Die Rechtsprechung mahnt daher immer wieder, genau zu prüfen, ob die Freiheit der Selbständigkeit wirklich gelebt wird, oder ob es sich lediglich um eine Umgehung arbeitsrechtlicher Vorschriften handelt. Auftraggeber müssen sich ebenso wie Auftragnehmer bewusst sein, dass vermeintlich komfortable Tagessätze sie nicht vor der gesetzlichen Einordnung als Arbeitsverhältnis schützen. Wer täglich Weisungen annimmt, Dienstpläne einhält und Berichte wie ein normaler Angestellter abzuliefern hat, handelt wohl kaum selbstbestimmt.
Wann lohnt sich die Selbständigkeit?
Ob sich die Selbständigkeit rein rechnerisch lohnt, hängt von vielen Faktoren ab: Branchenüblichen Honoraren, persönlicher Risikobereitschaft, familiärer Situation, Versicherungsstatus und mehr. Wer lediglich ein oder zwei Auftraggeber hat und obendrein Tagessätze akzeptiert, die gerade so das Nettogehalt eines Angestellten abdecken, fährt womöglich schlechter. Denn fehlen die bezahlten Ausfallzeiten, geht jede Krankheitswoche direkt aufs Konto – im negativen Sinne.

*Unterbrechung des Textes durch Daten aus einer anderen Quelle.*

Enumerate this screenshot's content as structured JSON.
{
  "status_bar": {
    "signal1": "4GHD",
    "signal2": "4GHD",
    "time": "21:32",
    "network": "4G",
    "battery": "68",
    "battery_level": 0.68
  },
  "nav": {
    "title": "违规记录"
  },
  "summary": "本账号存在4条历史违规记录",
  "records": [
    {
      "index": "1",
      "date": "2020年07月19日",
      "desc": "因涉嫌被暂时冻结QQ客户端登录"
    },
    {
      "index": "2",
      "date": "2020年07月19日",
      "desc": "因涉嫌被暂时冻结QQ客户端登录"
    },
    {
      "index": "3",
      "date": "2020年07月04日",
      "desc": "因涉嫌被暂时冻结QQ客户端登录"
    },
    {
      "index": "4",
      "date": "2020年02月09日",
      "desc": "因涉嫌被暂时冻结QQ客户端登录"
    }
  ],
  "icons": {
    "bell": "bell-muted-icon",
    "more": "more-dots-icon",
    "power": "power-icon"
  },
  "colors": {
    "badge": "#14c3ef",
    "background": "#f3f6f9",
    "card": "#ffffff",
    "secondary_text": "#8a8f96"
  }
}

Das obige Beispiel mit dem 65.000 Euro Bruttoangestellten zeigt, dass sich ein Freelancer erst ab etwa 550 Euro Tagessatz annähern kann, um auf das gleiche Niveau zu kommen. Wer darunter liegt, erkauft sich seine „Freiheit“ unter Umständen mit einer geringeren sozialen Absicherung. Hier heißt es kühlen Kopf bewahren: Was nützt der Verdienst in Hochzeiten, wenn man in Flauten kein Polster hat?
Klarheit statt Illusion
Letztlich bleibt die Frage, wie sich das Arbeitsleben für jeden Einzelnen ideal gestalten lässt. Festanstellung bedeutet Schutz, aber weniger Flexibilität. Selbständigkeit bringt Freiheit, aber auch permanente Eigenverantwortung und teils existenzielle Risiken. Wer glaubt, dass ein scheinbar hoher Tagessatz all das kompensiert, sollte ganz genau nachrechnen. Zu bedenken ist, dass bei einer unklaren Rechtslage und einer möglichen Statusfeststellung das vermeintliche Paradies eines Tages zerplatzen könnte.

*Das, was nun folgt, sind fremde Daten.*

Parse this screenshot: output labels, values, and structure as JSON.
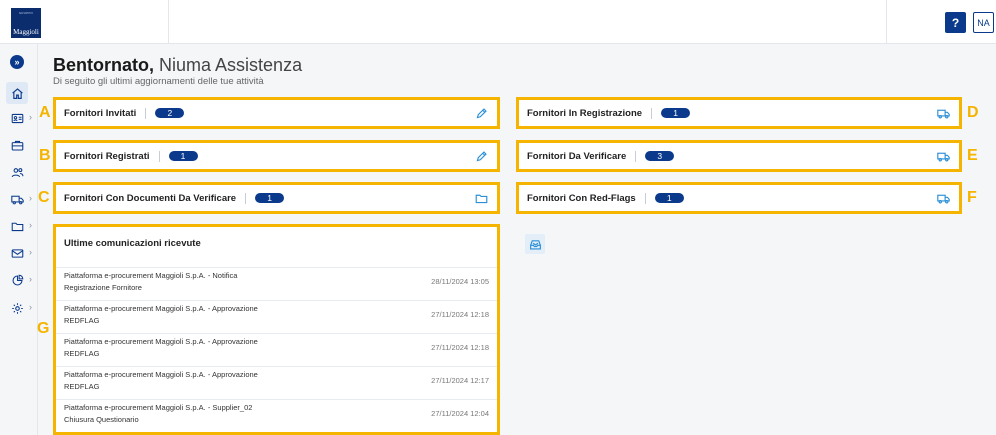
{
  "header": {
    "logo_top": "GRUPPO",
    "logo_name": "Maggioli",
    "help_label": "?",
    "user_initials": "NA"
  },
  "sidebar": {
    "toggle_icon": "double-chevron-right-icon",
    "items": [
      {
        "icon": "home-icon"
      },
      {
        "icon": "id-card-icon"
      },
      {
        "icon": "briefcase-icon"
      },
      {
        "icon": "users-icon"
      },
      {
        "icon": "truck-icon"
      },
      {
        "icon": "folder-icon"
      },
      {
        "icon": "mail-icon"
      },
      {
        "icon": "pie-chart-icon"
      },
      {
        "icon": "gear-icon"
      }
    ],
    "accent": "#0b3a8c"
  },
  "welcome": {
    "greeting": "Bentornato,",
    "name": "Niuma Assistenza",
    "subtitle": "Di seguito gli ultimi aggiornamenti delle tue attività"
  },
  "cards": [
    {
      "letter": "A",
      "title": "Fornitori Invitati",
      "count": "2",
      "icon": "pencil-icon"
    },
    {
      "letter": "B",
      "title": "Fornitori Registrati",
      "count": "1",
      "icon": "pencil-icon"
    },
    {
      "letter": "C",
      "title": "Fornitori Con Documenti Da Verificare",
      "count": "1",
      "icon": "folder-icon"
    },
    {
      "letter": "D",
      "title": "Fornitori In Registrazione",
      "count": "1",
      "icon": "truck-icon"
    },
    {
      "letter": "E",
      "title": "Fornitori Da Verificare",
      "count": "3",
      "icon": "truck-icon"
    },
    {
      "letter": "F",
      "title": "Fornitori Con Red-Flags",
      "count": "1",
      "icon": "truck-icon"
    }
  ],
  "messages": {
    "letter": "G",
    "title": "Ultime comunicazioni ricevute",
    "icon": "inbox-icon",
    "items": [
      {
        "line1": "Piattaforma e-procurement Maggioli S.p.A. - Notifica",
        "line2": "Registrazione Fornitore",
        "timestamp": "28/11/2024 13:05"
      },
      {
        "line1": "Piattaforma e-procurement Maggioli S.p.A. - Approvazione",
        "line2": "REDFLAG",
        "timestamp": "27/11/2024 12:18"
      },
      {
        "line1": "Piattaforma e-procurement Maggioli S.p.A. - Approvazione",
        "line2": "REDFLAG",
        "timestamp": "27/11/2024 12:18"
      },
      {
        "line1": "Piattaforma e-procurement Maggioli S.p.A. - Approvazione",
        "line2": "REDFLAG",
        "timestamp": "27/11/2024 12:17"
      },
      {
        "line1": "Piattaforma e-procurement Maggioli S.p.A. - Supplier_02",
        "line2": "Chiusura Questionario",
        "timestamp": "27/11/2024 12:04"
      }
    ]
  },
  "colors": {
    "highlight": "#f5b400",
    "badge": "#0b3a8c",
    "icon_accent": "#2a8fd6"
  }
}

Und selbst in rechtlich einwandfreien Fällen stellt sich die Frage: Lohnt sich Selbständigkeit, wenn Krankheitsphasen oder Auftragslücken nicht abgesichert sind und das Risiko allein an einem selbst hängt? Es kann sich lohnen, ja, aber nur dann, wenn die Vergütung wirklich hoch genug ist, um sich ein Sicherheitsnetz selbst zu knüpfen. Alles andere wäre ein Sprung ins kalte Wasser, ohne Gewähr für einen ruhigen Tauchgang. So bleibt abschließend festzustellen, dass das Bild vom scheinbar reich entlohnten Solo-Selbständigen oft nur ein halbes ist – und dass das Gegenstück aus Sozialleistungen, Lohnfortzahlung und planbarer Sicherheit rasch aufzeigt, wie illusionär ein vermeintlich hohes Honorar sein kann.